Les règlements diffèrent de ceux du hockey « classique ». Par exemple, le match consiste en quatre périodes de 15 minutes en temps continu. La principale différence se remarque en entrée de zone : un joueur ne peut pas traverser la patinoire d’un bout à l’autre pour inscrire un but. Il doit obligatoirement faire une passe après avoir traversé la ligne bleue adverse avec la rondelle. Les gardiens, eux, sont les seuls entièrement non-voyants.

« Des fois, on fait des matchs amicaux contre des équipes de voyants. Une équipe de garage de niveau E, on les bat.
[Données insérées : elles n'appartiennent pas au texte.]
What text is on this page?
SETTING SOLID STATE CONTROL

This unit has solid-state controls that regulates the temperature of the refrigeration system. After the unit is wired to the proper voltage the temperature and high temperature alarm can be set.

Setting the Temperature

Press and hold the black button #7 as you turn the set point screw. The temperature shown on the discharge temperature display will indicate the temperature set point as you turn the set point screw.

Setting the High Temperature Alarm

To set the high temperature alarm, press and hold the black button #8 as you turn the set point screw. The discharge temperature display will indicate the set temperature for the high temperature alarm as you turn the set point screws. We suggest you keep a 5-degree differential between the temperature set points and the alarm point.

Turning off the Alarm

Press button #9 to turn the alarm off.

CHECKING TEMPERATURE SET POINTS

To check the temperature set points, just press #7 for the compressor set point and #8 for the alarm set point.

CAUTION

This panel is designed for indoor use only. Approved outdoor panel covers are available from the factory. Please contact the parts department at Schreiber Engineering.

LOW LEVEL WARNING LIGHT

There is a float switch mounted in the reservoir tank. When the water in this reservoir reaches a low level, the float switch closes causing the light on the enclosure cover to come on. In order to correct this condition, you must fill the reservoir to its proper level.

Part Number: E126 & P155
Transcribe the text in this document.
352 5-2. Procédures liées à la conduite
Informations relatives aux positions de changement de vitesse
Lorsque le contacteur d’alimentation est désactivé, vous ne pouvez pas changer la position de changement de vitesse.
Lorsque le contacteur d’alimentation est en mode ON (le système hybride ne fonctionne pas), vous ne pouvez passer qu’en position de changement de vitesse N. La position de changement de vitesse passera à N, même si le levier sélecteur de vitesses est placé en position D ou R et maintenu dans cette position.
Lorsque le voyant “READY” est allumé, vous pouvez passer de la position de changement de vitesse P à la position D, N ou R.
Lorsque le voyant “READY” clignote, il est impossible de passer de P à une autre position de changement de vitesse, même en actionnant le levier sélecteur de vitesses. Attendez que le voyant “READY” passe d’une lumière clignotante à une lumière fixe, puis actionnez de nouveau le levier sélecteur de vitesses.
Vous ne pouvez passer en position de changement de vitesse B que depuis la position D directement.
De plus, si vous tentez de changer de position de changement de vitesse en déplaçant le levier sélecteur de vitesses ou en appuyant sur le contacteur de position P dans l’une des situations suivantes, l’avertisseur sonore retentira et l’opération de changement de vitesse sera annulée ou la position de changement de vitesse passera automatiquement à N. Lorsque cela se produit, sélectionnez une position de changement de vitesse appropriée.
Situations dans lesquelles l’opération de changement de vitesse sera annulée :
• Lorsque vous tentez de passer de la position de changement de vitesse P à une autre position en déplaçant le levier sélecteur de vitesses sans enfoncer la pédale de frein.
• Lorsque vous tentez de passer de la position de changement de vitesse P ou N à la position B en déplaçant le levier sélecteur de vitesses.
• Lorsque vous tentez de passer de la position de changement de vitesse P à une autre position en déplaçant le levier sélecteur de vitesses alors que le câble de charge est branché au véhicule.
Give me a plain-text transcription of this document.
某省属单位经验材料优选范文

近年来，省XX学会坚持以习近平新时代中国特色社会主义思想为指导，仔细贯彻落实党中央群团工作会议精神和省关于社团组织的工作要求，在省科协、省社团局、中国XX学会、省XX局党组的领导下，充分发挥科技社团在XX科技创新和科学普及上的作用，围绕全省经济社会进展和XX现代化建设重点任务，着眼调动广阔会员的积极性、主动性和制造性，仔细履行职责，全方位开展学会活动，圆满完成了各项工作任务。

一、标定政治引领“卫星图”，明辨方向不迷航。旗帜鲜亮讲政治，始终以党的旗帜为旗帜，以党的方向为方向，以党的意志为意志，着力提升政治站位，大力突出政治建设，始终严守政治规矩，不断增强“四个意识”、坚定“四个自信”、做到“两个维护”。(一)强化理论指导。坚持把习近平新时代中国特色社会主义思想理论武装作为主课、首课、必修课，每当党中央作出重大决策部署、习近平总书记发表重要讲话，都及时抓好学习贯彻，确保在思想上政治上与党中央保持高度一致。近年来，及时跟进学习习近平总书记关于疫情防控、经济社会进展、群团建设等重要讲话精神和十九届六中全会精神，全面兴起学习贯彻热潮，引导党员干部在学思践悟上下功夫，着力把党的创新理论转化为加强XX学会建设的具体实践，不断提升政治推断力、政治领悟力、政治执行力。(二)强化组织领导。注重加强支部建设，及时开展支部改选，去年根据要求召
On est capables de les suivre. »

— Gilles Ouellet, président du Club de hockey sonore des Hiboux de Montréal

Hockey sonore Canada

En 2018, Hockey sonore Canada a mis sur pied une première équipe nationale. Des joueurs et entraîneurs de l’Alberta, de la Colombie-Britannique, de la Nouvelle-Écosse, du Nouveau-Brunswick, de l’Ontario et du Québec en font partie.

À ce jour, seuls le Canada et les États-Unis ont un programme national, mais « c’est en plein développement dans le monde », selon Gilles Ouellet.

L’objectif de la Fédération internationale de hockey sonore, fondée par Hockey sonore Canada, est de développer le sport dans plusieurs pays afin qu’il fasse un jour son entrée au sein du programme des Jeux paralympiques.